Panoramic animations offer "romantic overview" of dystopian future cities
Architect Liam Young has developed a series of animated panoramas depicting visions for cities of the future, including an urban landscape exclusively owned and operated by technology brand Samsung (+ movie).
Liam Young – whose studio Tomorrow's Thoughts Today operates between the realms of architecture, film and fiction – merged photographs taken on expeditions around the world with images sourced online to produce a vision of what he described as an "exaggerated present".
"The New City project is a demonstration of the way that I work as a speculative architect," Young told Dezeen. "I construct alternative worlds as a means to understand our own world in new ways."
The three imaginary skylines exaggerate current trends such as the proliferation of advertising and the problems associated with land fill, to give a sense of how these issues could evolve to affect the appearance of future metropolises.
Each of the speculative cities is accompanied by a short story written by science fiction authors Jeff Noon, Tim Maughan and Pat Cadigan, which create a narrative based around the characteristics of the landscapes.
An accompanying soundtrack produced by electronic musicians Coldcut adds a further ambient dimension to the experience of observing the flickering lights and shifting fog of the films, which are intended to be projected on very large scale so the viewer has to move around to see everything.
"Each animation is loaded with detail so as each time it is watched you might discover something different," Young added. "The scale of the projections mean you are able to fully immerse yourself in the imaginary city, and consumed by the soundscape you can sit and read the short story set in the city."

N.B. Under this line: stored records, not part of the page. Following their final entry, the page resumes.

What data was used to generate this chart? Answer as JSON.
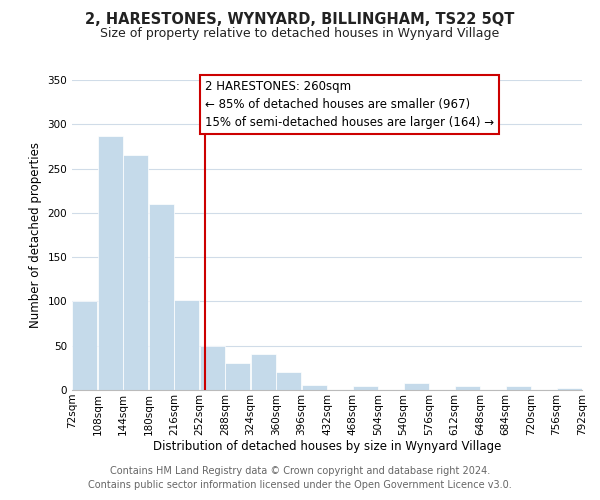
{
  "title": "2, HARESTONES, WYNYARD, BILLINGHAM, TS22 5QT",
  "subtitle": "Size of property relative to detached houses in Wynyard Village",
  "xlabel": "Distribution of detached houses by size in Wynyard Village",
  "ylabel": "Number of detached properties",
  "bar_edges": [
    72,
    108,
    144,
    180,
    216,
    252,
    288,
    324,
    360,
    396,
    432,
    468,
    504,
    540,
    576,
    612,
    648,
    684,
    720,
    756,
    792
  ],
  "bar_heights": [
    100,
    287,
    265,
    210,
    102,
    50,
    30,
    41,
    20,
    6,
    0,
    5,
    0,
    8,
    0,
    5,
    0,
    4,
    0,
    2
  ],
  "bar_color": "#c5daea",
  "bar_edge_color": "#ffffff",
  "reference_line_x": 260,
  "reference_line_color": "#cc0000",
  "annotation_text": "2 HARESTONES: 260sqm\n← 85% of detached houses are smaller (967)\n15% of semi-detached houses are larger (164) →",
  "annotation_box_color": "#ffffff",
  "annotation_box_edge": "#cc0000",
  "ylim": [
    0,
    350
  ],
  "yticks": [
    0,
    50,
    100,
    150,
    200,
    250,
    300,
    350
  ],
  "footer1": "Contains HM Land Registry data © Crown copyright and database right 2024.",
  "footer2": "Contains public sector information licensed under the Open Government Licence v3.0.",
  "background_color": "#ffffff",
  "grid_color": "#d0dce8",
  "title_fontsize": 10.5,
  "subtitle_fontsize": 9,
  "axis_label_fontsize": 8.5,
  "tick_fontsize": 7.5,
  "annotation_fontsize": 8.5,
  "footer_fontsize": 7
}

The panoramic format was chosen to give the animations a sense of scope and realism, as being viewed from "the top of a hill, or a winding mountain road where you can look out over the city unfolding below you."
"Most cities offer this romantic overview," explained Young, "a spot to make out, sit on the hood of your car, have a drink. This type of vantage point is where we get a sense of our cities. It was important to reference this sort of panoramic relationship to urban form."
The animations were shown from October 2014 to January this year at the Z33 contemporary art gallery in Hasselt, Belgium, as part of an exhibition titled Future Fiction, which explored different tools and methods for thinking about and visualising the future.
Young wants to collaborate with more science fiction authors to develop the New City project into a much larger collection of animations that will broaden our understanding of the systems and technologies that define today's cities.
Here are descriptions of the three cities from Young:
Samsung city
Samsung city is stitched together from photos of the residential developments seen on expeditions in Korea and Hong Kong, where Samsung have branched out from technology products to move into property development. We see a town where tech brands have become so big that they enter into all aspects of our lives, and brand allegiances shape a new form of patriotism.
Edgelands
Edgelands is based on an expedition through the built infrastructure of the internet, following the fibre optic cable of America’s network to Prineville, Oregon, a town exploiting cheap energy and tax incentives, where Facebook, Amazon, Google and Apple have built massive data centres. This part of New City is built for machines, it is the physical landscape of the cloud, our generation's cultural landscape.
The City in the Sea
The City in the Sea is a multicultural city collaged from photos taken on expeditions through the outsourcing territories of India and China. The floating corporate city is built on the Pacific Ocean garbage patch and drifts in international waters, outside of national labour laws to become a free trade zone supporting the mega companies based on land.